Poly(3-hydroxybutyrate) Biosynthesis from [U-13C6]D-Glucose by Ralstonia eutropha NCIMB 11599 and Recombinant Escherichia coli

The use of stable isotope-labeled polymers in in situ biodegradation tests provides detailed information on the degradation process. As isotope-labeled raw chemicals are generally expensive, it is desirable to prepare polymer samples with high production yields and high isotope-labeling ratios. The biodegradable plastic poly[(R)-3-hydroxybutyrate)] (P(3HB)) is produced by microorganisms.
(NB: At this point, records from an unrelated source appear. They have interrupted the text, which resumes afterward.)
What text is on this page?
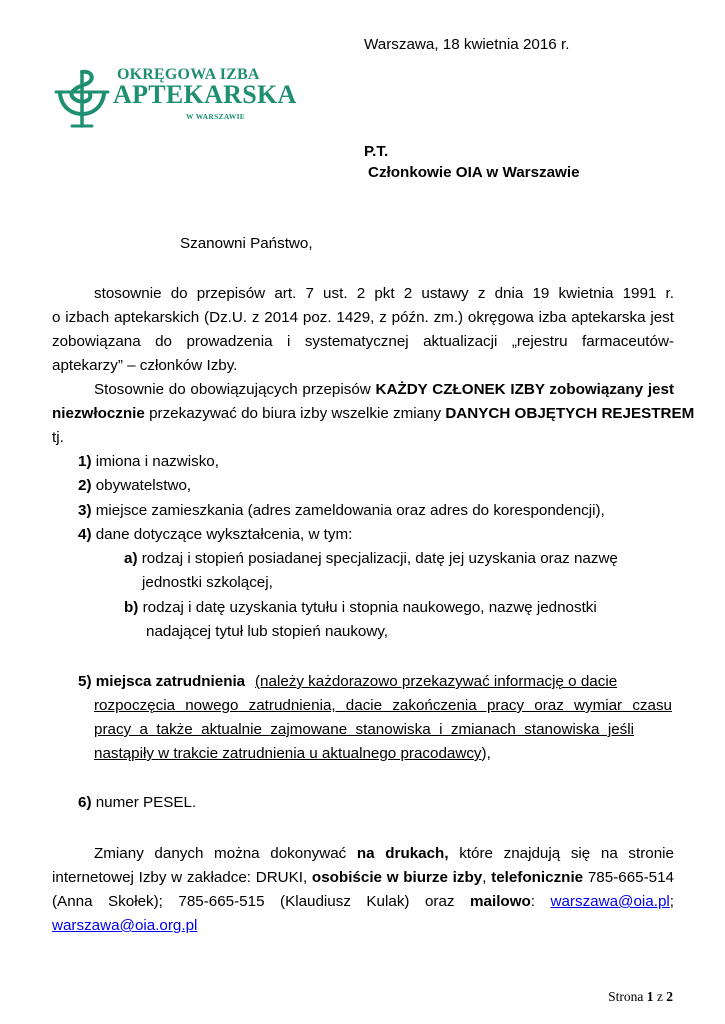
Warszawa, 18 kwietnia 2016 r.
OKRĘGOWA IZBA
APTEKARSKA
W WARSZAWIE
P.T.
Członkowie OIA w Warszawie
Szanowni Państwo,
stosownie do przepisów art. 7 ust. 2 pkt 2 ustawy z dnia 19 kwietnia 1991 r.
o izbach aptekarskich (Dz.U. z 2014 poz. 1429, z późn. zm.) okręgowa izba aptekarska jest
zobowiązana do prowadzenia i systematycznej aktualizacji „rejestru farmaceutów-
aptekarzy” – członków Izby.
Stosownie do obowiązujących przepisów KAŻDY CZŁONEK IZBY zobowiązany jest
niezwłocznie przekazywać do biura izby wszelkie zmiany DANYCH OBJĘTYCH REJESTREM
tj.
1) imiona i nazwisko,
2) obywatelstwo,
3) miejsce zamieszkania (adres zameldowania oraz adres do korespondencji),
4) dane dotyczące wykształcenia, w tym:
a) rodzaj i stopień posiadanej specjalizacji, datę jej uzyskania oraz nazwę
jednostki szkolącej,
b) rodzaj i datę uzyskania tytułu i stopnia naukowego, nazwę jednostki
nadającej tytuł lub stopień naukowy,
5) miejsca zatrudnienia (należy każdorazowo przekazywać informację o dacie
rozpoczęcia nowego zatrudnienia, dacie zakończenia pracy oraz wymiar czasu
pracy a także aktualnie zajmowane stanowiska i zmianach stanowiska jeśli
nastąpiły w trakcie zatrudnienia u aktualnego pracodawcy),
6) numer PESEL.
Zmiany danych można dokonywać na drukach, które znajdują się na stronie
internetowej Izby w zakładce: DRUKI, osobiście w biurze izby, telefonicznie 785-665-514
(Anna Skołek); 785-665-515 (Klaudiusz Kulak) oraz mailowo: warszawa@oia.pl;
warszawa@oia.org.pl
Strona 1 z 2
In this study, to produce carbon 13 (13C)-labeled P(3HB) from [U-13C6]D-glucose (13C-glucose), the culture conditions needed for high production yields and high 13C-labeling ratios were investigated using Ralstonia eutropha NCIMB 11599 and recombinant Escherichia coli JM109. We found that over 10 g/L of P(3HB) could be obtained when these microorganisms were cultured in Luria-Bertani (LB3) medium containing 3 g/L NaCl and 40 g/L 13C-glucose, while 1.4–4.7 g/L of P(3HB) was obtained when a mineral salt (MS) medium containing 20 g/L 13C-glucose was used. The 13C-labeling ratio of P(3HB) was determined by 1H nuclear magnetic resonance and gas chromatography-mass spectrometry (GC-MS), and both analytical methods yielded nearly identical results. High 13C-labeling ratios (97.6 atom% by GC-MS) were observed in the MS medium, whereas low 13C-labeling ratios (88.8–94.4 atom% by GC-MS) were observed in the LB3 medium. Isotope effects were observed for the P(3HB) content in cells cultured in the LB3 medium and the polydispersity of P(3HB).